Amazon’s darkly comic spy thriller Patriot largely flew under the radar during its first season last year, never quite building the hype or buzz of the streaming network’s higher-profile shows. (I’d estimate it has about 1% the advertising budget of Jack Ryan.) Nevertheless, the series found enough of a cult audience to get renewed for a second season, which premiered last Friday. Fortunately, it’s just as weird and delightful as the first.
Michael Dorman stars as CIA operative John Tavner, who despite crippling depression and mental trauma, is goaded back to field work by his spymaster father, Tom (Terry O’Quinn). In the first season, John assumed a cover identity as “John Lakeman,” an engineer for an industrial piping company, which proved very difficult to maintain since he knows absolutely nothing about engineering or piping. This afforded him an excuse to travel to Luxembourg on a secret mission to hinder the Iranian nuclear weapons program by making a payoff to an important contact. In short order, the money was lost, some people wound up dead, and John found himself pursued by a very determined and resourceful homicide detective (Aliette Ophiem).
Described like that, the show almost sounds like a pretty serious espionage drama. At times it is, and the story routinely takes some very dark turns. However, it’s also extremely quirky, funny, and surreal.
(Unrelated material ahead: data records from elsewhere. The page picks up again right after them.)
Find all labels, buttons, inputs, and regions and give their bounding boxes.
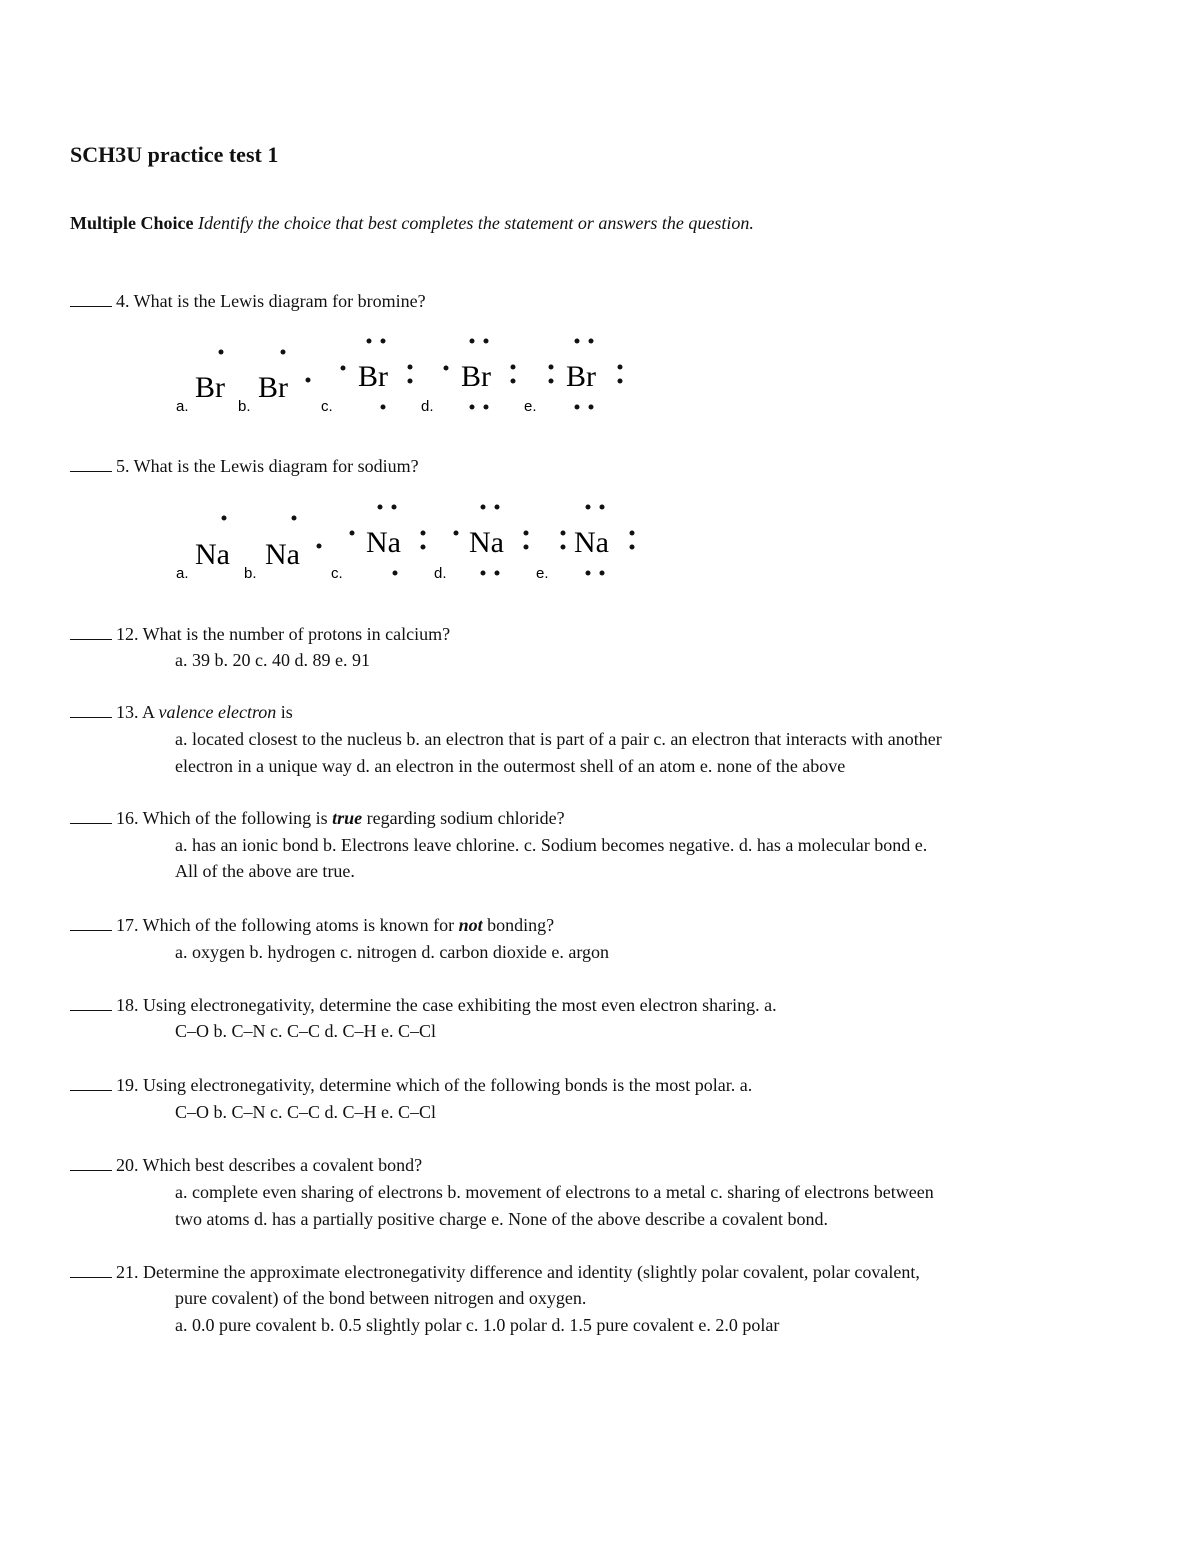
question-21 [70,1259,920,1286]
electron-dot [511,379,516,384]
electron-dot [408,365,413,370]
page-title: SCH3U practice test 1 [70,142,279,167]
electron-dot [378,505,383,510]
question-13-options-line-1: a. located closest to the nucleus b. an electron that is part of a pair c. an electron that interacts with another [175,729,942,749]
question-12-options: a. 39 b. 20 c. 40 d. 89 e. 91 [175,650,370,670]
question-stem: 18. Using electronegativity, determine the case exhibiting the most even electron sharing. a. [116,995,777,1015]
answer-blank[interactable] [70,716,112,718]
question-stem: 20. Which best describes a covalent bond? [116,1155,423,1175]
choice-label: a. [176,565,189,582]
electron-dot [317,544,322,549]
element-symbol: Br [258,371,288,404]
electron-dot [495,571,500,576]
electron-dot [484,405,489,410]
question-21-options: a. 0.0 pure covalent b. 0.5 slightly polar c. 1.0 polar d. 1.5 pure covalent e. 2.0 polar [175,1315,780,1335]
element-symbol: Na [574,526,609,559]
element-symbol: Br [461,360,491,393]
electron-dot [219,350,224,355]
electron-dot [549,379,554,384]
element-symbol: Na [469,526,504,559]
section-label: Multiple Choice [70,213,194,233]
choice-label: d. [434,565,447,582]
electron-dot [549,365,554,370]
question-16: 16. Which of the following is true regarding sodium chloride? [70,805,565,832]
electron-dot [484,339,489,344]
emphasis: valence electron [158,702,277,722]
electron-dot [367,339,372,344]
question-stem: 21. Determine the approximate electronegativity difference and identity (slightly polar covalent, polar covalent, [116,1262,920,1282]
question-stem: 5. What is the Lewis diagram for sodium? [116,456,419,476]
electron-dot [444,366,449,371]
answer-blank[interactable] [70,1276,112,1278]
element-symbol: Br [566,360,596,393]
emphasis: true [332,808,363,828]
question-13-options-line-2: electron in a unique way d. an electron in the outermost shell of an atom e. none of the above [175,756,846,776]
electron-dot [511,365,516,370]
answer-blank[interactable] [70,1169,112,1171]
question-stem: 12. What is the number of protons in calcium? [116,624,451,644]
choice-label: b. [244,565,257,582]
electron-dot [630,545,635,550]
electron-dot [421,531,426,536]
electron-dot [350,531,355,536]
question-20-options-line-2: two atoms d. has a partially positive charge e. None of the above describe a covalent bond. [175,1209,828,1229]
element-symbol: Na [195,538,230,571]
question-21-stem-line-2: pure covalent) of the bond between nitrogen and oxygen. [175,1288,587,1308]
electron-dot [281,350,286,355]
electron-dot [586,505,591,510]
electron-dot [481,571,486,576]
answer-blank[interactable] [70,638,112,640]
choice-label: a. [176,398,189,415]
electron-dot [618,379,623,384]
electron-dot [618,365,623,370]
question-19 [70,1072,752,1099]
answer-blank[interactable] [70,1009,112,1011]
electron-dot [630,531,635,536]
question-17: 17. Which of the following atoms is known for not bonding? [70,912,554,939]
lewis-diagram-sodium [176,505,635,583]
electron-dot [600,571,605,576]
question-18 [70,992,777,1019]
question-12 [70,621,450,648]
element-symbol: Na [265,538,300,571]
question-16-options-line-2: All of the above are true. [175,861,355,881]
choice-label: e. [524,398,537,415]
electron-dot [589,405,594,410]
electron-dot [222,516,227,521]
answer-blank[interactable] [70,822,112,824]
electron-dot [306,378,311,383]
electron-dot [392,505,397,510]
question-13: 13. A valence electron is [70,699,293,726]
electron-dot [561,531,566,536]
electron-dot [495,505,500,510]
element-symbol: Br [358,360,388,393]
choice-label: c. [331,565,343,582]
question-20-options-line-1: a. complete even sharing of electrons b. movement of electrons to a metal c. sharing of electrons between [175,1182,934,1202]
electron-dot [408,379,413,384]
question-20 [70,1152,422,1179]
choice-label: d. [421,398,434,415]
electron-dot [586,571,591,576]
question-16-options-line-1: a. has an ionic bond b. Electrons leave chlorine. c. Sodium becomes negative. d. has a molecular bond e. [175,835,928,855]
electron-dot [421,545,426,550]
electron-dot [589,339,594,344]
electron-dot [481,505,486,510]
electron-dot [341,366,346,371]
electron-dot [381,339,386,344]
answer-blank[interactable] [70,470,112,472]
electron-dot [470,405,475,410]
choice-label: e. [536,565,549,582]
answer-blank[interactable] [70,929,112,931]
electron-dot [600,505,605,510]
question-5 [70,453,419,480]
electron-dot [524,531,529,536]
electron-dot [561,545,566,550]
electron-dot [524,545,529,550]
electron-dot [575,405,580,410]
electron-dot [575,339,580,344]
answer-blank[interactable] [70,1089,112,1091]
electron-dot [292,516,297,521]
element-symbol: Na [366,526,401,559]
lewis-diagram-bromine [176,339,623,416]
question-19-options: C–O b. C–N c. C–C d. C–H e. C–Cl [175,1102,437,1122]
electron-dot [454,531,459,536]
electron-dot [381,405,386,410]
instructions-text: Identify the choice that best completes the statement or answers the question. [198,213,754,233]
emphasis: not [458,915,483,935]
electron-dot [393,571,398,576]
element-symbol: Br [195,371,225,404]
choice-label: b. [238,398,251,415]
question-18-options: C–O b. C–N c. C–C d. C–H e. C–Cl [175,1021,437,1041]
choice-label: c. [321,398,333,415]
question-stem: 19. Using electronegativity, determine which of the following bonds is the most polar. a. [116,1075,753,1095]
electron-dot [470,339,475,344]
question-stem: 4. What is the Lewis diagram for bromine? [116,291,426,311]
question-17-options: a. oxygen b. hydrogen c. nitrogen d. carbon dioxide e. argon [175,942,610,962]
John’s depression has left him nearly in a state of catatonia, barely able to function or hold a conversation. When he says he hasn’t slept in months, there’s never any trace of exaggeration in that. The more the series progresses, the further he sinks within himself, until he’s practically a walking corpse. Somehow, he manages to remain highly competent at his spy job (the engineering job, not so much). His perception of the world around him is so numbed that he becomes unaffected by pain or the increasingly bizarre events that befall him.
As his only form of mental release, John is prone to writing the highly classified details of his spy missions into folk songs that he performs at open mic nights in random cafes. Naturally, that isn’t a terribly wise decision for his personal safety.
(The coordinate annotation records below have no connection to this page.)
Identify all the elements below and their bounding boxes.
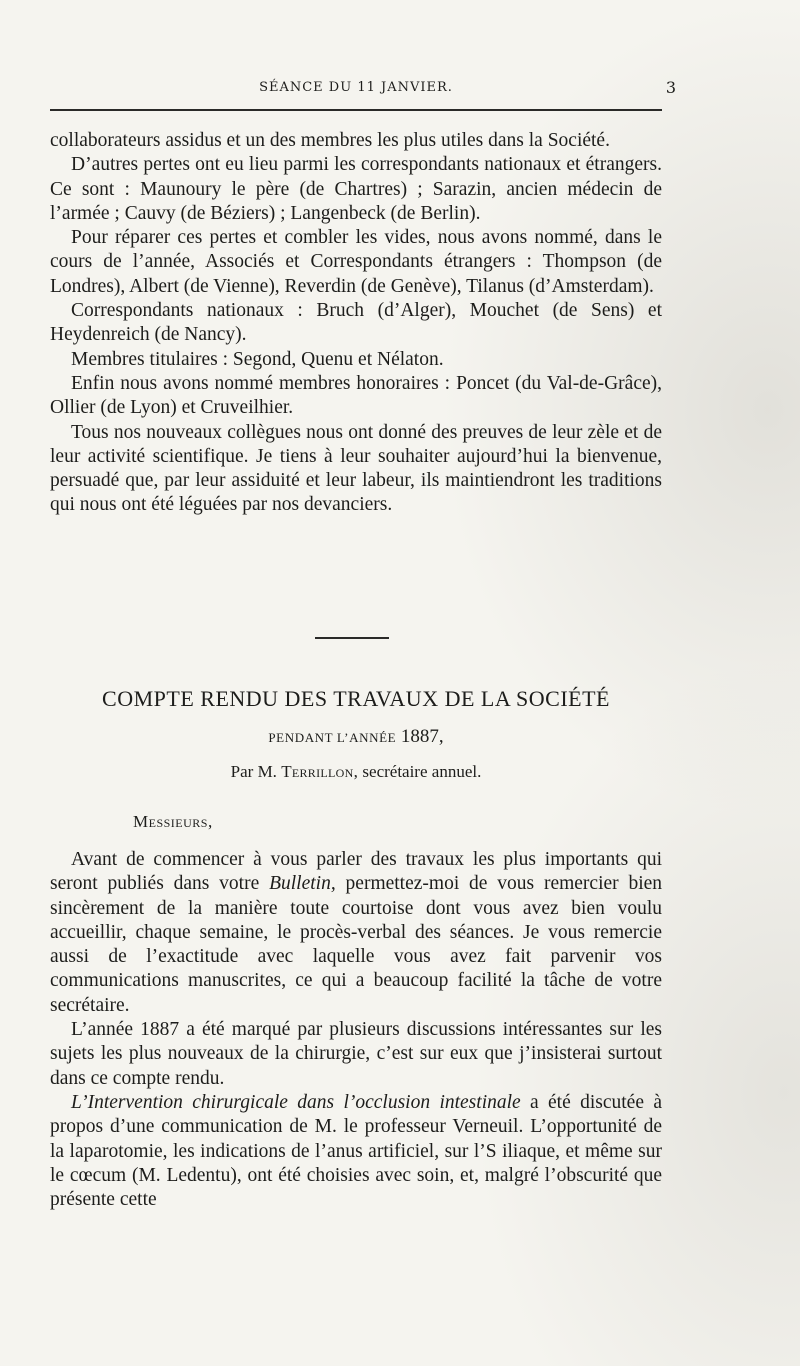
byline <box>50 762 662 782</box>
section-subtitle <box>50 726 662 748</box>
running-head: SÉANCE DU 11 JANVIER. <box>259 80 453 95</box>
section-title: COMPTE RENDU DES TRAVAUX DE LA SOCIÉTÉ <box>102 686 610 711</box>
subtitle-year: 1887, <box>400 726 444 747</box>
subtitle-prefix: PENDANT L’ANNÉE <box>268 730 397 745</box>
text-run: permettez-moi de vous remercier bien sincèrement de la manière toute courtoise dont vous avez bien voulu accueillir, chaque semaine, le procès-verbal des séances. Je vous remercie aussi de l’exactitude avec laquelle vous avez fait parvenir vos communications manuscrites, ce qui a beaucoup facilité la tâche de votre secrétaire. <box>50 873 663 1016</box>
byline-prefix: Par M. <box>230 762 277 781</box>
paragraph: Membres titulaires : Segond, Quenu et Nélaton. <box>71 348 444 370</box>
italic-title: Bulletin, <box>269 873 336 895</box>
paragraph: Enfin nous avons nommé membres honoraires : Poncet (du Val-de-Grâce), Ollier (de Lyon) et Cruveilhier. <box>50 372 662 419</box>
paragraph: D’autres pertes ont eu lieu parmi les correspondants nationaux et étrangers. Ce sont : Maunoury le père (de Chartres) ; Sarazin, ancien médecin de l’armée ; Cauvy (de Béziers) ; Langenbeck (de Berlin). <box>50 154 662 224</box>
paragraph <box>50 1091 662 1212</box>
text-run: a été discutée à propos d’une communication de M. le professeur Verneuil. L’opportunité de la laparotomie, les indications de l’anus artificiel, sur l’S iliaque, et même sur le cœcum (M. Ledentu), ont été choisies avec soin, et, malgré l’obscurité que présente cette <box>50 1091 662 1211</box>
report-text-block <box>50 848 662 1212</box>
page-header <box>50 76 676 100</box>
italic-title: L’Intervention chirurgicale dans l’occlusion intestinale <box>71 1091 521 1113</box>
salutation: Messieurs, <box>133 812 213 831</box>
page-number: 3 <box>665 78 676 97</box>
paragraph: Correspondants nationaux : Bruch (d’Alger), Mouchet (de Sens) et Heydenreich (de Nancy). <box>50 300 662 346</box>
section-divider <box>315 637 389 639</box>
paragraph: Pour réparer ces pertes et combler les vides, nous avons nommé, dans le cours de l’année, Associés et Correspondants étrangers : Thompson (de Londres), Albert (de Vienne), Reverdin (de Genève), Tilanus (d’Amsterdam). <box>50 227 662 297</box>
header-rule <box>50 109 662 111</box>
paragraph <box>50 848 662 1018</box>
byline-suffix: secrétaire annuel. <box>362 762 482 781</box>
paragraph: collaborateurs assidus et un des membres les plus utiles dans la Société. <box>50 130 610 151</box>
byline-name: Terrillon, <box>281 762 359 781</box>
paragraph: Tous nos nouveaux collègues nous ont donné des preuves de leur zèle et de leur activité scientifique. Je tiens à leur souhaiter aujourd’hui la bienvenue, persuadé que, par leur assiduité et leur labeur, ils maintiendront les traditions qui nous ont été léguées par nos devanciers. <box>50 421 662 516</box>
paragraph: L’année 1887 a été marqué par plusieurs discussions intéressantes sur les sujets les plus nouveaux de la chirurgie, c’est sur eux que j’insisterai surtout dans ce compte rendu. <box>50 1019 662 1089</box>
text-run: Avant de commencer à vous parler des travaux les plus importants qui seront publiés dans votre <box>50 849 662 895</box>
opening-text-block <box>50 129 662 518</box>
Season 2 picks up the story right where the first one ended, but moves most of the action to Paris. Just about every character from the first season returns – including John’s goofy Congressman brother Eddie, his over-eager buddy Dennis, and his hardass boss from the piping company (Kurtwood Smith). New to the cast are Debra Winger as John’s mother and a Parisian cop (Eye Haidara) whose life is ruined by a chance encounter with John. The plot this time finds Tom, desperate to cover their tracks from their failed mission, directing John to assassinate a visiting Iranian diplomat. Doing so leads down a very convoluted and dangerous path, but also results in some great new songs.
One of the show’s greatest strengths is how tightly written and plotted it is. Even minor characters and events that seem like throwaway details have a way of circling back around again and turning up in unexpected ways. Supporting characters that you’d assume had played out their parts manage to work their way back into John’s life and complicate his mission. The new characters are also fleshed out extremely well in economical ways. I’d gladly watch a spinoff series just about the Det. Ntep character.
The show doubles down on everything that worked in Season 1 and delivers another terrific storyline filled with shocking twists, wild flights of fancy, and hilarious deadpan humor. Even for as outrageous as it gets, though, the show never loses sight of the real human cost of John’s job and the trauma he’s subjected to. The season ending is both a moment of triumph and a downer at the same time.
About the only negative I’d cite is an overuse of blurry shaky-cam shots to represent John’s fading vision after suffering too many concussions. The first few times that was employed were effective enough, but the gag wears thin by the twentieth or thirtieth time. Other than that minor issue, Patriot is a little gem that deserves to be found by a greater audience.